Die Wirksamkeit des Abwendungsverlangens ist auch nicht davon abhängig, dass es während des Mietverhältnisses ausgesprochen wird. Vielmehr erlischt die Abwendungsbefugnis erst dann, wenn der Mieter sein Wegnahmerecht ausgeübt hat (Scheuer/Emmerich, a.a.O., Kap V, RN 350, Seite 1667). Dies ist hier nicht der Fall, denn die Automatiktür befindet sich in eingebautem Zustand in der gemieteten Räumlichkeit.

b) Hauptantrag gegenüber der Beklagten zu 2)

Aus dem unter a) Ausgeführten ergibt sich die Unbegründetheit der gegenüber der Beklagten zu 2) angebrachten Klage. Nachdem die Klägerin von der Beklagten zu 1) die Duldung der Wegnahme nicht verlangen kann, gilt dies auch im Verhältnis zur Beklagten zu 2), weil ihre Duldungspflicht im Bestand von der Duldungspflicht der Beklagten zu 1) abhängig ist.

Darauf, ob die Klägerin durch den Abschluss des im Ergebnis des vor dem Amtsgericht Plön geschlossenen Vergleich mit Begründung einer Zahlungspflicht der Beklagten zu 2) für verschiedene Aufwendungen der Klägerin auf die Mietsache, so auch die Automatiktür, eine stillschweigende Einigung über die Übereignung der mit dem Zahlungsanspruch abgegoltenen Gegenstände herbeigeführt hat, kommt es daher nicht mehr an.

2) Hilfsantrag

Auch der gegenüber der Beklagten zu 1) angebrachte Hilfsantrag ist unbegründet. Die Klägerin kann für die Automatiktür keine Entschädigung verlangen. Das ergibt sich bereits daraus, dass die Automatiktür keine „Einrichtung“ darstellt und deswegen ihre Zurücklassung den unter Ziffer 15.4 des Mietvertrages vereinbarten Entschädigungsanspruch nicht auslöst.

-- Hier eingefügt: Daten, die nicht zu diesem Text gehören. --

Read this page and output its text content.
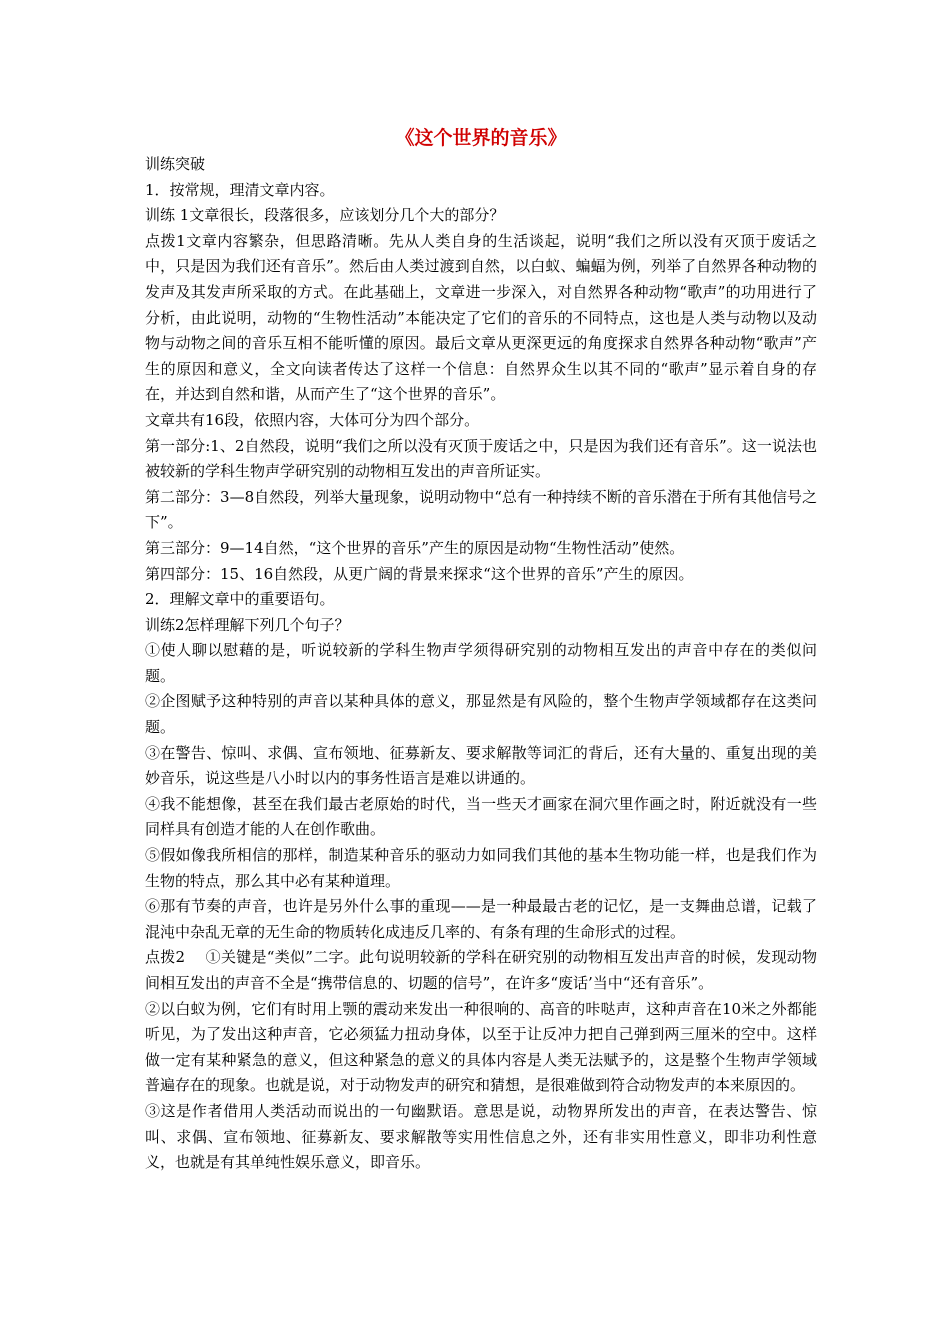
《这个世界的音乐》

训练突破

1．按常规，理清文章内容。

训练 1文章很长，段落很多，应该划分几个大的部分？

点拨1文章内容繁杂，但思路清晰。先从人类自身的生活谈起，说明“我们之所以没有灭顶于废话之中，只是因为我们还有音乐”。然后由人类过渡到自然，以白蚁、蝙蝠为例，列举了自然界各种动物的发声及其发声所采取的方式。在此基础上，文章进一步深入，对自然界各种动物“歌声”的功用进行了分析，由此说明，动物的“生物性活动”本能决定了它们的音乐的不同特点，这也是人类与动物以及动物与动物之间的音乐互相不能听懂的原因。最后文章从更深更远的角度探求自然界各种动物“歌声”产生的原因和意义，全文向读者传达了这样一个信息：自然界众生以其不同的“歌声”显示着自身的存在，并达到自然和谐，从而产生了“这个世界的音乐”。

文章共有16段，依照内容，大体可分为四个部分。

第一部分:1、2自然段，说明“我们之所以没有灭顶于废话之中，只是因为我们还有音乐”。这一说法也被较新的学科生物声学研究别的动物相互发出的声音所证实。

第二部分：3—8自然段，列举大量现象，说明动物中“总有一种持续不断的音乐潜在于所有其他信号之下”。

第三部分：9—14自然，“这个世界的音乐”产生的原因是动物“生物性活动”使然。

第四部分：15、16自然段，从更广阔的背景来探求“这个世界的音乐”产生的原因。

2．理解文章中的重要语句。

训练2怎样理解下列几个句子？

①使人聊以慰藉的是，听说较新的学科生物声学须得研究别的动物相互发出的声音中存在的类似问题。

②企图赋予这种特别的声音以某种具体的意义，那显然是有风险的，整个生物声学领域都存在这类问题。

③在警告、惊叫、求偶、宣布领地、征募新友、要求解散等词汇的背后，还有大量的、重复出现的美妙音乐，说这些是八小时以内的事务性语言是难以讲通的。

④我不能想像，甚至在我们最古老原始的时代，当一些天才画家在洞穴里作画之时，附近就没有一些同样具有创造才能的人在创作歌曲。

⑤假如像我所相信的那样，制造某种音乐的驱动力如同我们其他的基本生物功能一样，也是我们作为生物的特点，那么其中必有某种道理。

⑥那有节奏的声音，也许是另外什么事的重现——是一种最最古老的记忆，是一支舞曲总谱，记载了混沌中杂乱无章的无生命的物质转化成违反几率的、有条有理的生命形式的过程。

点拨2　 ①关键是“类似”二字。此句说明较新的学科在研究别的动物相互发出声音的时候，发现动物间相互发出的声音不全是“携带信息的、切题的信号”，在许多“废话’当中“还有音乐”。

②以白蚁为例，它们有时用上颚的震动来发出一种很响的、高音的咔哒声，这种声音在10米之外都能听见，为了发出这种声音，它必须猛力扭动身体，以至于让反冲力把自己弹到两三厘米的空中。这样做一定有某种紧急的意义，但这种紧急的意义的具体内容是人类无法赋予的，这是整个生物声学领域普遍存在的现象。也就是说，对于动物发声的研究和猜想，是很难做到符合动物发声的本来原因的。

③这是作者借用人类活动而说出的一句幽默语。意思是说，动物界所发出的声音，在表达警告、惊叫、求偶、宣布领地、征募新友、要求解散等实用性信息之外，还有非实用性意义，即非功利性意义，也就是有其单纯性娱乐意义，即音乐。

Geht man dagegen davon aus, dass das Wegnahmerecht im Verhältnis zur Beklagten zu 1) allein auf Grundlage der ausgeübten Abwendungsbefugnis erloschen ist, kann diese die Zahlung einer Entschädigung gemäß § 214 Abs. 1 BGB verweigern, denn der Anspruch ist verjährt. Gemäß § 548 Abs. 2 BGB verjähren die Ansprüche des Mieters auf Ersatz von Aufwendungen in 6 Monaten nach Beendigung des Mietverhältnisses. Dazu gehören auch vertragliche Ansprüche zur Abwendung des Wegnahmerechts (Weidenkaff, in Palandt, BGB, 76. Aufl., § 548, RN 6, Langenberg, a.a.O., § 552 BGB, RN 12). Das Mietverhältnis war am 18. September 2015 beendet. Der Hilfsantrag ist in der mündlichen Verhandlung vor dem Landgericht vom 22. Mai 2017 angebracht worden (Seite 3 der Sitzungsniederschrift, Bl. 132 GA II) und konnte die Verjährung daher nicht unterbrechen.

Die Kostenentscheidung beruht auf § 97 Abs. 1 ZPO.

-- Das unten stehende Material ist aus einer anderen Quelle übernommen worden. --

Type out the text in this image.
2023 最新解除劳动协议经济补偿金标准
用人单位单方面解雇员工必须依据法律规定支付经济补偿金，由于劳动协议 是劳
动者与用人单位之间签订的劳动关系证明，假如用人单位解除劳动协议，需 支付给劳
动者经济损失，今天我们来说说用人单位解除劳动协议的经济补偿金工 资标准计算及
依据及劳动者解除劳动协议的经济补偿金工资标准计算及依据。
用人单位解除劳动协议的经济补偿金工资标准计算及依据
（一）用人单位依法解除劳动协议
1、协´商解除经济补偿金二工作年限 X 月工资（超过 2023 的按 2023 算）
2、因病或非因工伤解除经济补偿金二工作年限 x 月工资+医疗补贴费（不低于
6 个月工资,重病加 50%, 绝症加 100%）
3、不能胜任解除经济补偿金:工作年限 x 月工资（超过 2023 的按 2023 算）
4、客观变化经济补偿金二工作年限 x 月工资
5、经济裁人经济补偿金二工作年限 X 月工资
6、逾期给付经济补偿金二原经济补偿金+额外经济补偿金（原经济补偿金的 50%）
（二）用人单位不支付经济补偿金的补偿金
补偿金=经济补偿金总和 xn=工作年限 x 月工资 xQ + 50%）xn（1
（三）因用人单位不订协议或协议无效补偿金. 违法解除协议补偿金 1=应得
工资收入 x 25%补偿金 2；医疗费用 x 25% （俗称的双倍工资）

Die Entscheidung über die vorläufige Vollstreckbarkeit findet ihre Grundlage in den §§ 708 Nr. 10, 713 ZPO. Die Voraussetzungen des § 543 Abs. 2 ZPO für die Zulassung der Revision lagen nicht vor.

Die Wertfestsetzung beruht auf §§ 47 Abs. 1, 48 Abs. 1 GKG und 3 ZPO.